Antisipasi Pasca Penetapan Hasil Pemilu, ACT Siagakan Ratusan Relawan


Jakarta, Suara Gunungkidul.com – Indonesia segera memasuki akhir dari pesta demokrasi yang berlangsung pada April lalu. Penetapan hasil pemilu 2019 oleh Komisi Pemilihan Umum (KPU) pada dini hari tadi sekitar 01.45 WIB. Pasca pengumuman penetapan hasil pilpres tersebut diprediksi menuai aksi unjuk rasa masyarakat terkait tuntutan hasil pemilu, di mana potensi konflik bisa terjadi.

Sebagai lembaga kemanusiaan, Aksi Cepat Tanggap (ACT) bersiap siaga dan ikut menyiapkan mitigasi risiko krisis di hari pengumuman hasil pilpres 2019. Kesiapsiagaan ini diwujudkan dengan pengerahan relawan serta armada kemanusiaan ACT di titik-titik yang berpotensi krisis.

“Kami telah menggodok strategi mitigasi risiko pasca pengumuman hasil pilpres,” ungkap Presiden ACT Ahyudin, Senin, 20/05/2019.

Mitigasi di sini, lanjut dia, tentunya dalam konteks kemanusiaan. ACT bersiaga membantu masyarakat yang mungkin terkena dampak krisis. Insyaallah, untuk mengantisipasi kemungkinan buruk ini, kami mengerahkan ratusan relawan dan belasan armada kemanusiaan di titik-titik krusial.

“Bersama, kita jaga Indonesia,” ajaknya.

Sementara itu, N. Imam Akbari selaku Senior Vice President ACT menjelaskan, ACT akan bersinergi dengan Masyarakat Relawan Indonesia (MRI) untuk menurunkan ratusan relawan dengan berbagai kemampuan, termasuk tenaga medis. Hal ini untuk mengantisipasi adanya korban luka selama masa itu.

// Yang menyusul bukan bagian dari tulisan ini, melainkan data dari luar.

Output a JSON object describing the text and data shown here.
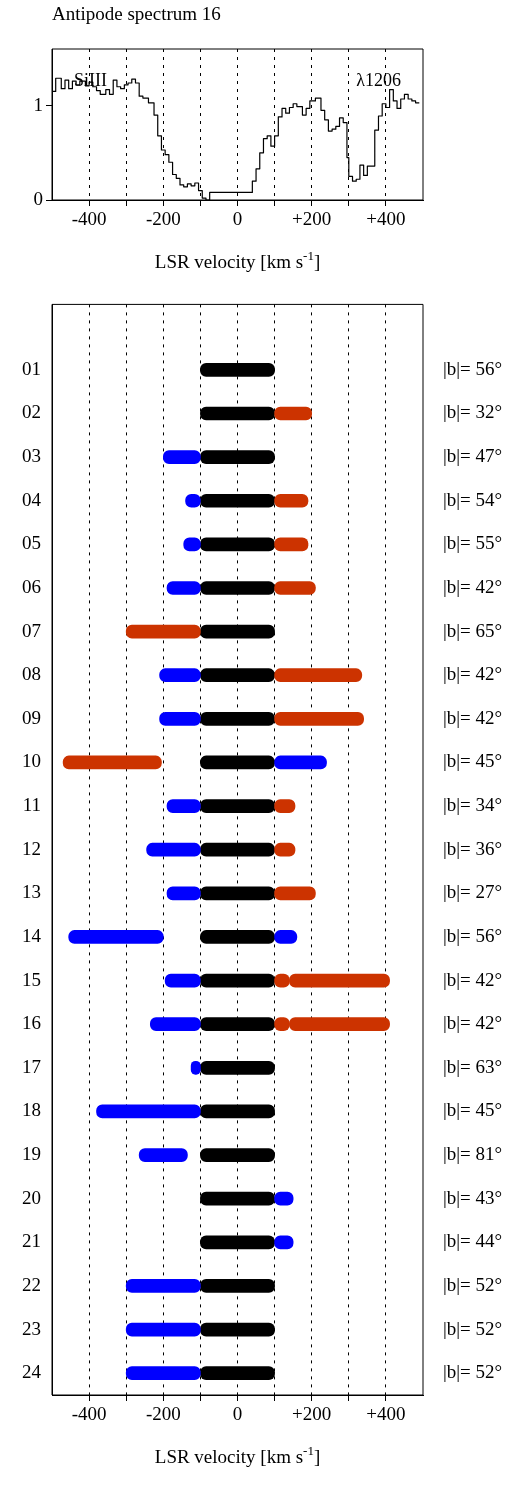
{
  "chart_data": [
    {
      "type": "step",
      "title": "Antipode spectrum 16",
      "xlabel": "LSR velocity [km s$^{-1}$]",
      "annotations": [
        "SiIII",
        "λ1206"
      ],
      "xlim": [
        -500,
        500
      ],
      "ylim": [
        0,
        1.6
      ],
      "xticks": [
        {
          "value": -400,
          "label": "-400"
        },
        {
          "value": -300,
          "label": null
        },
        {
          "value": -200,
          "label": "-200"
        },
        {
          "value": -100,
          "label": null
        },
        0,
        {
          "value": 100,
          "label": null
        },
        {
          "value": 200,
          "label": "+200"
        },
        {
          "value": 300,
          "label": null
        },
        {
          "value": 400,
          "label": "+400"
        }
      ],
      "yticks": [
        0,
        1
      ],
      "grid": "x",
      "series": [
        {
          "color": "#000000",
          "x": [
            -500,
            -490,
            -475,
            -465,
            -455,
            -445,
            -435,
            -425,
            -410,
            -400,
            -390,
            -380,
            -370,
            -355,
            -345,
            -335,
            -325,
            -315,
            -305,
            -295,
            -285,
            -275,
            -265,
            -255,
            -240,
            -225,
            -215,
            -205,
            -195,
            -185,
            -175,
            -165,
            -155,
            -145,
            -135,
            -125,
            -115,
            -105,
            -95,
            -85,
            -75,
            40,
            50,
            60,
            70,
            80,
            90,
            100,
            110,
            120,
            130,
            140,
            150,
            160,
            175,
            185,
            195,
            210,
            225,
            235,
            245,
            255,
            265,
            275,
            285,
            295,
            300,
            310,
            320,
            330,
            340,
            350,
            360,
            370,
            380,
            390,
            400,
            410,
            420,
            430,
            440,
            450,
            460,
            470,
            480,
            490
          ],
          "values": [
            1.3,
            1.15,
            1.29,
            1.18,
            1.27,
            1.18,
            1.26,
            1.22,
            1.26,
            1.21,
            1.25,
            1.2,
            1.16,
            1.12,
            1.17,
            1.12,
            1.27,
            1.2,
            1.18,
            1.22,
            1.24,
            1.28,
            1.24,
            1.1,
            1.08,
            1.03,
            0.9,
            0.68,
            0.53,
            0.48,
            0.4,
            0.27,
            0.23,
            0.16,
            0.14,
            0.17,
            0.15,
            0.18,
            0.1,
            0.02,
            0.0,
            0.08,
            0.2,
            0.33,
            0.5,
            0.65,
            0.68,
            0.57,
            0.68,
            0.88,
            0.97,
            0.92,
            0.98,
            1.02,
            0.99,
            0.9,
            0.97,
            1.05,
            1.08,
            0.95,
            0.85,
            0.73,
            0.75,
            0.78,
            0.87,
            0.82,
            0.45,
            0.25,
            0.2,
            0.22,
            0.37,
            0.26,
            0.36,
            0.36,
            0.74,
            0.89,
            1.02,
            0.98,
            1.17,
            1.05,
            0.97,
            1.07,
            1.12,
            1.07,
            1.05,
            1.03
          ]
        }
      ]
    },
    {
      "type": "bar",
      "orientation": "horizontal",
      "xlabel": "LSR velocity [km s$^{-1}$]",
      "categories": [
        null,
        "01",
        "02",
        "03",
        "04",
        "05",
        "06",
        "07",
        "08",
        "09",
        "10",
        "11",
        "12",
        "13",
        "14",
        "15",
        "16",
        "17",
        "18",
        "19",
        "20",
        "21",
        "22",
        "23",
        "24"
      ],
      "xlim": [
        -500,
        500
      ],
      "xticks": [
        {
          "value": -400,
          "label": "-400"
        },
        {
          "value": -300,
          "label": null
        },
        {
          "value": -200,
          "label": "-200"
        },
        {
          "value": -100,
          "label": null
        },
        0,
        {
          "value": 100,
          "label": null
        },
        {
          "value": 200,
          "label": "+200"
        },
        {
          "value": 300,
          "label": null
        },
        {
          "value": 400,
          "label": "+400"
        }
      ],
      "grid": "x",
      "series": [
        {
          "base": [
            null,
            null,
            null,
            -200,
            -140,
            -145,
            -190,
            -300,
            -210,
            -210,
            -470,
            -190,
            -245,
            -190,
            -455,
            -195,
            -235,
            -125,
            -380,
            -265,
            null,
            null,
            -300,
            -300,
            -300
          ],
          "values": [
            null,
            null,
            null,
            100,
            40,
            45,
            90,
            200,
            110,
            110,
            265,
            90,
            145,
            90,
            255,
            95,
            135,
            25,
            280,
            130,
            null,
            null,
            200,
            200,
            200
          ],
          "colors": [
            null,
            null,
            null,
            "#0000ff",
            "#0000ff",
            "#0000ff",
            "#0000ff",
            "#cc3300",
            "#0000ff",
            "#0000ff",
            "#cc3300",
            "#0000ff",
            "#0000ff",
            "#0000ff",
            "#0000ff",
            "#0000ff",
            "#0000ff",
            "#0000ff",
            "#0000ff",
            "#0000ff",
            null,
            null,
            "#0000ff",
            "#0000ff",
            "#0000ff"
          ]
        },
        {
          "base": [
            null,
            null,
            100,
            null,
            100,
            100,
            100,
            null,
            100,
            100,
            100,
            100,
            100,
            100,
            100,
            100,
            100,
            null,
            null,
            null,
            100,
            100,
            null,
            null,
            null
          ],
          "values": [
            null,
            null,
            100,
            null,
            90,
            90,
            110,
            null,
            235,
            240,
            140,
            55,
            55,
            110,
            60,
            40,
            40,
            null,
            null,
            null,
            50,
            50,
            null,
            null,
            null
          ],
          "colors": [
            null,
            null,
            "#cc3300",
            null,
            "#cc3300",
            "#cc3300",
            "#cc3300",
            null,
            "#cc3300",
            "#cc3300",
            "#0000ff",
            "#cc3300",
            "#cc3300",
            "#cc3300",
            "#0000ff",
            "#cc3300",
            "#cc3300",
            null,
            null,
            null,
            "#0000ff",
            "#0000ff",
            null,
            null,
            null
          ]
        },
        {
          "base": [
            null,
            null,
            null,
            null,
            null,
            null,
            null,
            null,
            null,
            null,
            null,
            null,
            null,
            null,
            null,
            140,
            140,
            null,
            null,
            null,
            null,
            null,
            null,
            null,
            null
          ],
          "values": [
            null,
            null,
            null,
            null,
            null,
            null,
            null,
            null,
            null,
            null,
            null,
            null,
            null,
            null,
            null,
            270,
            270,
            null,
            null,
            null,
            null,
            null,
            null,
            null,
            null
          ],
          "colors": [
            null,
            null,
            null,
            null,
            null,
            null,
            null,
            null,
            null,
            null,
            null,
            null,
            null,
            null,
            null,
            "#cc3300",
            "#cc3300",
            null,
            null,
            null,
            null,
            null,
            null,
            null,
            null
          ]
        },
        {
          "color": "#000000",
          "base": [
            null,
            -100,
            -100,
            -100,
            -100,
            -100,
            -100,
            -100,
            -100,
            -100,
            -100,
            -100,
            -100,
            -100,
            -100,
            -100,
            -100,
            -100,
            -100,
            -100,
            -100,
            -100,
            -100,
            -100,
            -100
          ],
          "values": [
            null,
            200,
            200,
            200,
            200,
            200,
            200,
            200,
            200,
            200,
            200,
            200,
            200,
            200,
            200,
            200,
            200,
            200,
            200,
            200,
            200,
            200,
            200,
            200,
            200
          ]
        }
      ],
      "annotations": [
        "|b|= 56°",
        "|b|= 32°",
        "|b|= 47°",
        "|b|= 54°",
        "|b|= 55°",
        "|b|= 42°",
        "|b|= 65°",
        "|b|= 42°",
        "|b|= 42°",
        "|b|= 45°",
        "|b|= 34°",
        "|b|= 36°",
        "|b|= 27°",
        "|b|= 56°",
        "|b|= 42°",
        "|b|= 42°",
        "|b|= 63°",
        "|b|= 45°",
        "|b|= 81°",
        "|b|= 43°",
        "|b|= 44°",
        "|b|= 52°",
        "|b|= 52°",
        "|b|= 52°"
      ]
    }
  ]
}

“Untuk memfasilitasi pergerakan relawan dan kebutuhan logistik, kami menyiapkan pusat logistik dan camp bagi para relawan,” jelasnya.

Selain itu, pihaknya juga menyiapkan pusat komando yang diintegrasikan dengan dapur sentral, yang akan mengakomodir sekitar dapur umum di sejumlah lokasi yang dekat pusat aksi.

Aksi kesiapsiagaan ini juga didukung armada-armada kemanusiaan yang diturunkan di lokasi-lokasi krusial. Puluhan armada itu meliputi Humanity Food Truck, Ambulans Pre-Hospital, Mobile Water Tank, mobil rescue double cabin, dan beberapa unit motor trail.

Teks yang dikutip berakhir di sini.